Logo Bloomberg Technoz

Indikator ekonomi utama China lainnya:

  • Produksi industri naik 5,2% secara tahunan pada Desember, laju tercepat dalam tiga bulan dan sedikit lebih baik dari perkiraan para ekonom.
  • Penjualan ritel naik tipis 0,9% bulan lalu, terlemah sejak pembukaan kembali pasca-Covid dan dibandingkan dengan perkiraan kenaikan 1%.
  • Investasi aset tetap mengalami kontraksi 3,8% pada 2025, penurunan tahunan pertama dalam data yang dimulai hampir tiga dekade lalu.

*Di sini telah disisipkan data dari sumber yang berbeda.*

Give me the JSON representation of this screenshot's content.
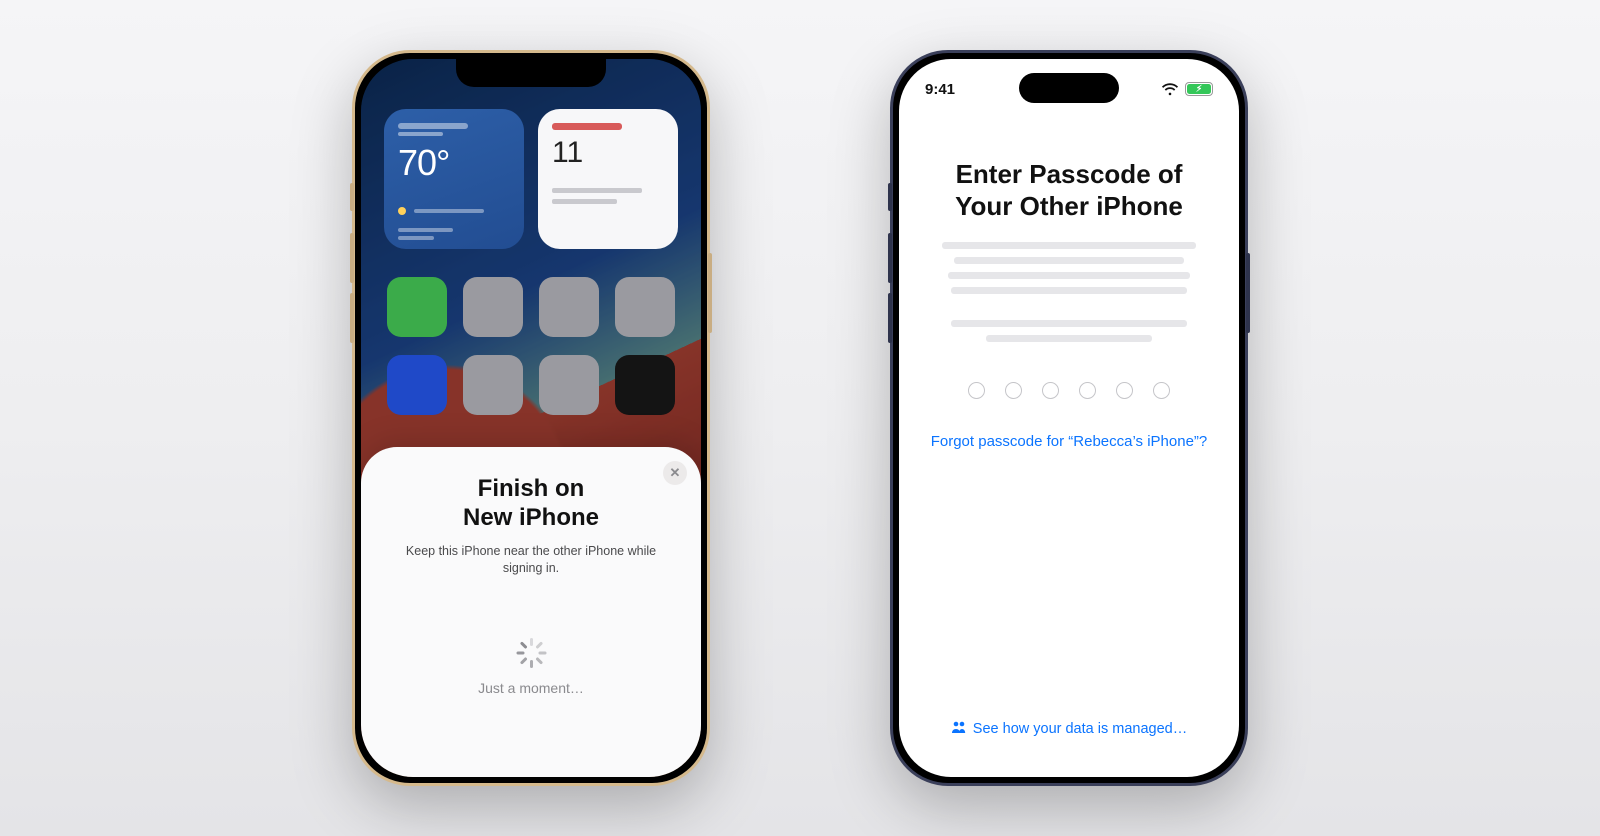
{
  "left_phone": {
    "weather": {
      "temperature": "70°"
    },
    "calendar": {
      "day": "11"
    },
    "app_colors": [
      "#3bab4a",
      "#9a9aa0",
      "#9a9aa0",
      "#9a9aa0",
      "#1f49c8",
      "#9a9aa0",
      "#9a9aa0",
      "#141414"
    ],
    "sheet": {
      "title_line1": "Finish on",
      "title_line2": "New iPhone",
      "description": "Keep this iPhone near the other iPhone while signing in.",
      "spinner_label": "Just a moment…",
      "close_glyph": "✕"
    }
  },
  "right_phone": {
    "status": {
      "time": "9:41"
    },
    "title_line1": "Enter Passcode of",
    "title_line2": "Your Other iPhone",
    "forgot_link": "Forgot passcode for “Rebecca’s iPhone”?",
    "data_link": "See how your data is managed…",
    "passcode_length": 6
  }
}
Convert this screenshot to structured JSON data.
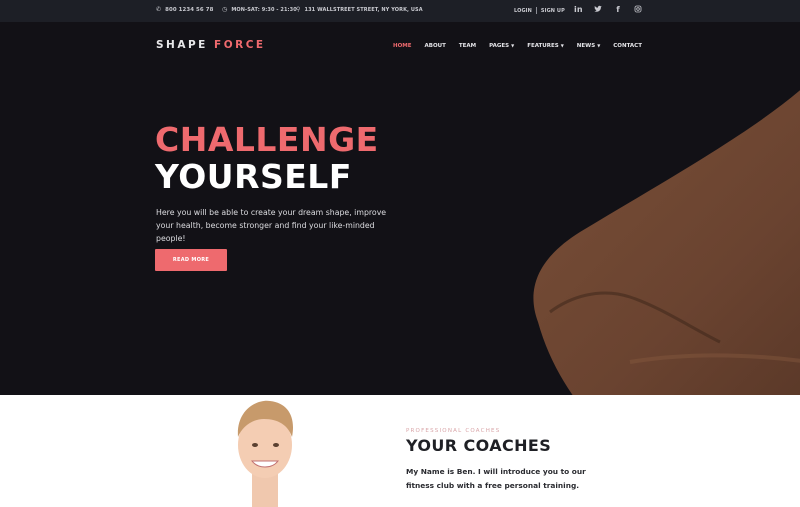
{
  "topbar": {
    "phone": "800 1234 56 78",
    "hours": "MON-SAT: 9:30 - 21:30",
    "address": "131 WALLSTREET STREET, NY YORK, USA",
    "login": "LOGIN",
    "signup": "SIGN UP",
    "icons": {
      "phone": "phone-icon",
      "clock": "clock-icon",
      "pin": "location-pin-icon"
    },
    "socials": [
      {
        "name": "linkedin-icon",
        "glyph": "in"
      },
      {
        "name": "twitter-icon",
        "glyph": "🐦"
      },
      {
        "name": "facebook-icon",
        "glyph": "f"
      },
      {
        "name": "instagram-icon",
        "glyph": "◎"
      }
    ]
  },
  "brand": {
    "part1": "SHAPE",
    "part2": "FORCE"
  },
  "nav": {
    "items": [
      {
        "label": "HOME",
        "active": true,
        "dropdown": false
      },
      {
        "label": "ABOUT",
        "active": false,
        "dropdown": false
      },
      {
        "label": "TEAM",
        "active": false,
        "dropdown": false
      },
      {
        "label": "PAGES",
        "active": false,
        "dropdown": true
      },
      {
        "label": "FEATURES",
        "active": false,
        "dropdown": true
      },
      {
        "label": "NEWS",
        "active": false,
        "dropdown": true
      },
      {
        "label": "CONTACT",
        "active": false,
        "dropdown": false
      }
    ],
    "caret": "▼"
  },
  "hero": {
    "title_line1": "CHALLENGE",
    "title_line2": "YOURSELF",
    "lead": "Here you will be able to create your dream shape, improve your health, become stronger and find your like-minded people!",
    "button": "READ MORE"
  },
  "coaches": {
    "kicker": "PROFESSIONAL COACHES",
    "title": "YOUR COACHES",
    "intro": "My Name is Ben. I will introduce you to our fitness club with a free personal training."
  },
  "colors": {
    "accent": "#ee6a6e",
    "topbar": "#1d1f26",
    "hero": "#121116"
  }
}
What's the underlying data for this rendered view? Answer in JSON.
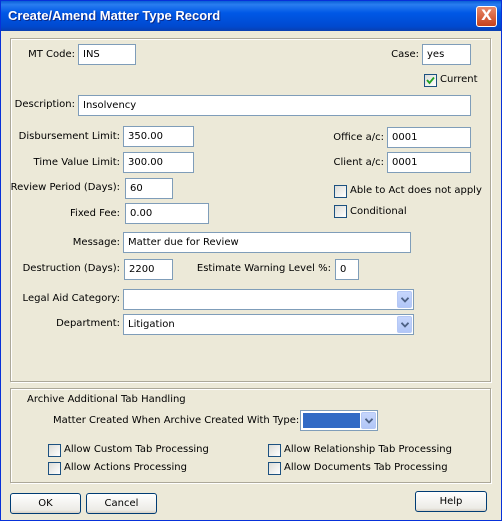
{
  "window": {
    "title": "Create/Amend Matter Type Record",
    "close_glyph": "X"
  },
  "form": {
    "mt_code": {
      "label": "MT Code:",
      "value": "INS"
    },
    "case": {
      "label": "Case:",
      "value": "yes"
    },
    "current": {
      "label": "Current",
      "checked": true
    },
    "description": {
      "label": "Description:",
      "value": "Insolvency"
    },
    "disbursement_limit": {
      "label": "Disbursement Limit:",
      "value": "350.00"
    },
    "office_ac": {
      "label": "Office a/c:",
      "value": "0001"
    },
    "time_value_limit": {
      "label": "Time Value Limit:",
      "value": "300.00"
    },
    "client_ac": {
      "label": "Client a/c:",
      "value": "0001"
    },
    "review_period": {
      "label": "Review Period (Days):",
      "value": "60"
    },
    "able_to_act": {
      "label": "Able to Act does not apply",
      "checked": false
    },
    "fixed_fee": {
      "label": "Fixed Fee:",
      "value": "0.00"
    },
    "conditional": {
      "label": "Conditional",
      "checked": false
    },
    "message": {
      "label": "Message:",
      "value": "Matter due for Review"
    },
    "destruction": {
      "label": "Destruction (Days):",
      "value": "2200"
    },
    "estimate_warning": {
      "label": "Estimate Warning Level %:",
      "value": "0"
    },
    "legal_aid_category": {
      "label": "Legal Aid Category:",
      "value": ""
    },
    "department": {
      "label": "Department:",
      "value": "Litigation"
    }
  },
  "archive": {
    "heading": "Archive Additional Tab Handling",
    "type_label": "Matter Created When Archive Created With Type:",
    "type_value": "",
    "selection_color": "#316ac5",
    "allow_custom": {
      "label": "Allow Custom Tab Processing",
      "checked": false
    },
    "allow_relationship": {
      "label": "Allow Relationship Tab Processing",
      "checked": false
    },
    "allow_actions": {
      "label": "Allow Actions Processing",
      "checked": false
    },
    "allow_documents": {
      "label": "Allow Documents Tab Processing",
      "checked": false
    }
  },
  "buttons": {
    "ok": "OK",
    "cancel": "Cancel",
    "help": "Help"
  }
}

Investasi properti turun 17,2% sepanjang tahun.
  • Tingkat pengangguran perkotaan sebesar 5,1% pada Desember, tidak berubah dari November.

Setelah berbulan-bulan tarif kacau, China membuktikan kekuatan ekonominya yang bergantung pada ekspor, yang mampu mengatasi tantangan yang ditimbulkan oleh ketegangan dagang dengan AS. Surplus perdagangan barang sebesar US$1,2 triliun yang memecahkan rekor memberi kelegaan bagi para pejabat tinggi untuk mencari solusi atas kelemahan mulai dari tekanan deflasi hingga krisis perumahan yang terus-menerus.

Pengeluaran konsumen dan investasi bisnis tetap lesu karena pasar tenaga kerja lemah dan penurunan harga properti menekan permintaan domestik.

Deflasi kini berlangsung selama tiga tahun berturut-turut—rekor terpanjang sejak China mulai bertransisi ke ekonomi pasar pada akhir tahun 1970-an. Kecuali Jepang, tidak ada ekonomi besar lain yang mengalami penurunan harga yang berkepanjangan sejak akhir Perang Dunia II.

Namun, saat China menghadapi tarif dan proteksionisme ekonomi yang semakin meningkat di seluruh dunia, keunggulan manufakturnya dan ketahanan eksportir menopang pabrik-pabrik, menjaga pertumbuhan produksi industri di atas 5% sepanjang tahun lalu.

Pola pertumbuhan yang tidak merata ini mungkin akan berlanjut pada 2026. Meski Beijing menunjukkan kemauan besar untuk membantu konsumen, stimulus besar-besaran tidak akan diluncurkan karena pemerintah terus berjuang melawan risiko terkait utang pemerintah daerah.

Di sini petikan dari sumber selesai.